There's an old German saying: That which really tastes oft us trouble makes. That should've warned me. It didn't.


I studied German and Swedish Christmas customs. A good wife gets up at 4:00 a.m. to mix her cookies. No sunlight should land on the dough or disaster would befall the household. The good wife hoped there'd be a crescent moon to bring good luck to her baking. No kidding. Without that sliver of light she could get killed, stumbling around in the dark like that.


For our first December thirteenth as a married couple, I decided that I was going to create an authentic Swedish Saint Lucia Day.
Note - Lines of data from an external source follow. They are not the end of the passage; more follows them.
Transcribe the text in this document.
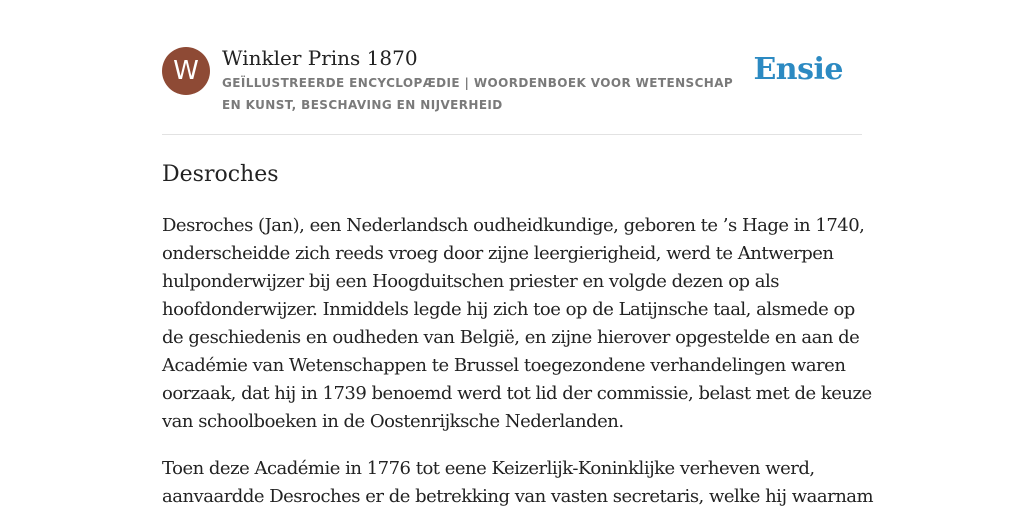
W	Winkler Prins 1870
GEÏLLUSTREERDE ENCYCLOPÆDIE | WOORDENBOEK VOOR WETENSCHAP EN KUNST, BESCHAVING EN NIJVERHEID
Ensie
Desroches

Desroches (Jan), een Nederlandsch oudheidkundige, geboren te ’s Hage in 1740,
onderscheidde zich reeds vroeg door zijne leergierigheid, werd te Antwerpen
hulponderwijzer bij een Hoogduitschen priester en volgde dezen op als
hoofdonderwijzer. Inmiddels legde hij zich toe op de Latijnsche taal, alsmede op
de geschiedenis en oudheden van België, en zijne hierover opgestelde en aan de
Académie van Wetenschappen te Brussel toegezondene verhandelingen waren
oorzaak, dat hij in 1739 benoemd werd tot lid der commissie, belast met de keuze
van schoolboeken in de Oostenrijksche Nederlanden.

Toen deze Académie in 1776 tot eene Keizerlijk-Koninklijke verheven werd,
aanvaardde Desroches er de betrekking van vasten secretaris, welke hij waarnam
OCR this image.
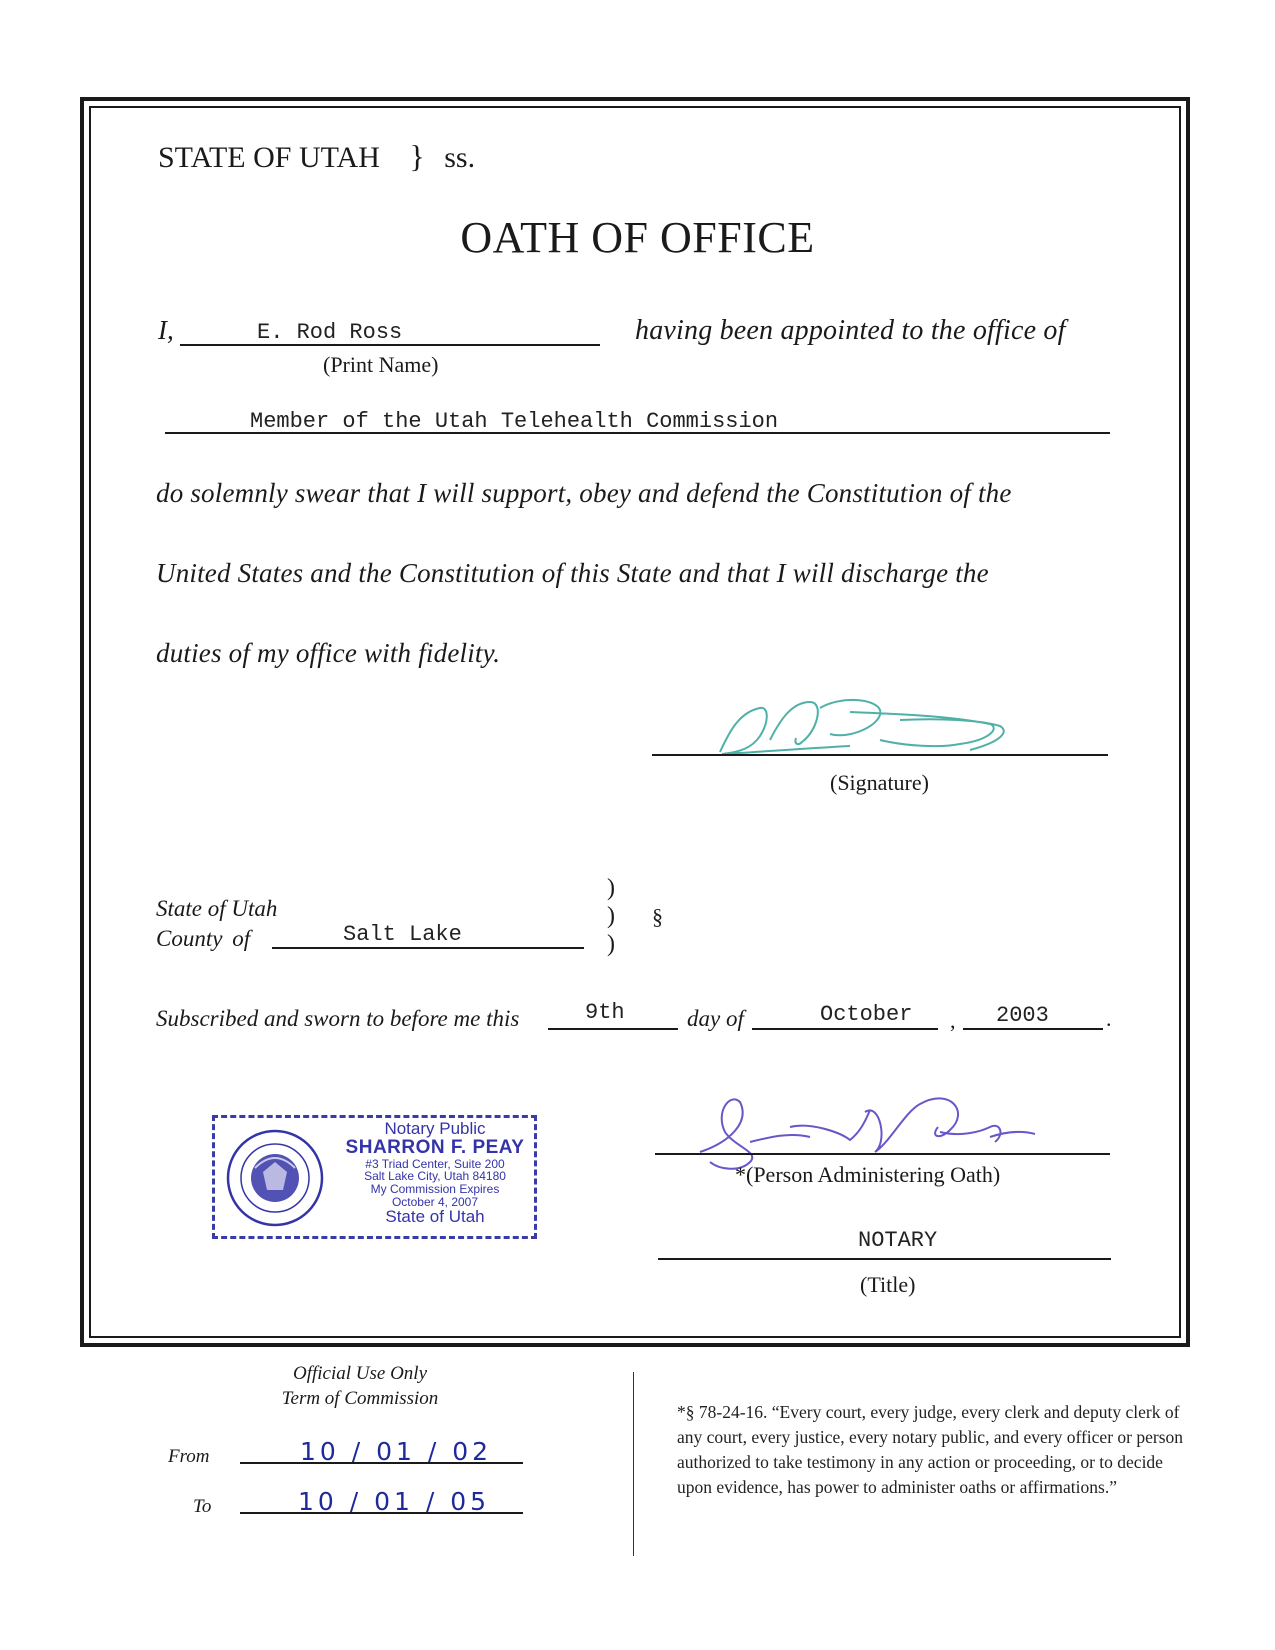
STATE OF UTAH } ss.
OATH OF OFFICE
I,	E. Rod Ross
(Print Name)
having been appointed to the office of
Member of the Utah Telehealth Commission
do solemnly swear that I will support, obey and defend the Constitution of the
United States and the Constitution of this State and that I will discharge the
duties of my office with fidelity.
(Signature)
State of Utah
County of	Salt Lake
)
)
)
§
Subscribed and sworn to before me this	9th	day of	October , 2003	.
Notary Public
SHARRON F. PEAY
#3 Triad Center, Suite 200
Salt Lake City, Utah 84180
My Commission Expires
October 4, 2007
State of Utah
*(Person Administering Oath)
NOTARY
(Title)
Official Use Only
Term of Commission
From	10 / 01 / 02
To	10 / 01 / 05
*§ 78-24-16. “Every court, every judge, every clerk and deputy clerk of any court, every justice, every notary public, and every officer or person authorized to take testimony in any action or proceeding, or to decide upon evidence, has power to administer oaths or affirmations.”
According to tradition, buns and coffee were served between 3:00 and 4:00 a.m. by the eldest daughter, who was dressed as the Lucia Queen. Since we didn't have children, I, as an eldest daughter, became the first Maltese Lucia Queen. Ever.


I stitched up a long white robe and tied shining red balls to our Advent wreath. I memorized the traditional poem. I made a batch of cinnamon buns.


Finally, it was 3:00 a.m. Clad in white, carrying a tray and balancing the wreath with bouncing balls and flaming candles on my head, I shuffled slowly to our bed. I was a walking cherries jubilee. Hovering over Paul, I chanted: "O'er earth that sun forgot, Dark shadows linger... "


Hmmph... No answer. The Lucia Queen required an audience. Creating my own liturgy, I ad libbed. "Wake up, Paul."


Still no answer. I set the tray down, gave him a push and repeated: "O'er earth that sun forgot, Dark shadows linger... Damn it, wake up."


He snorted, turned and faced me. It took him a while to focus. Okay... back to the chant. I started softly, building to a truly impressive booming voice.


"O'er earth that sun forgot,
Dark shadows linger.
Then on our threshold stands,
White clad in candlelight
Santa Lucia, Santa Lucia."



He looked. He blinked. He screamed.


He said something that no one should ever say to a Lucia Queen.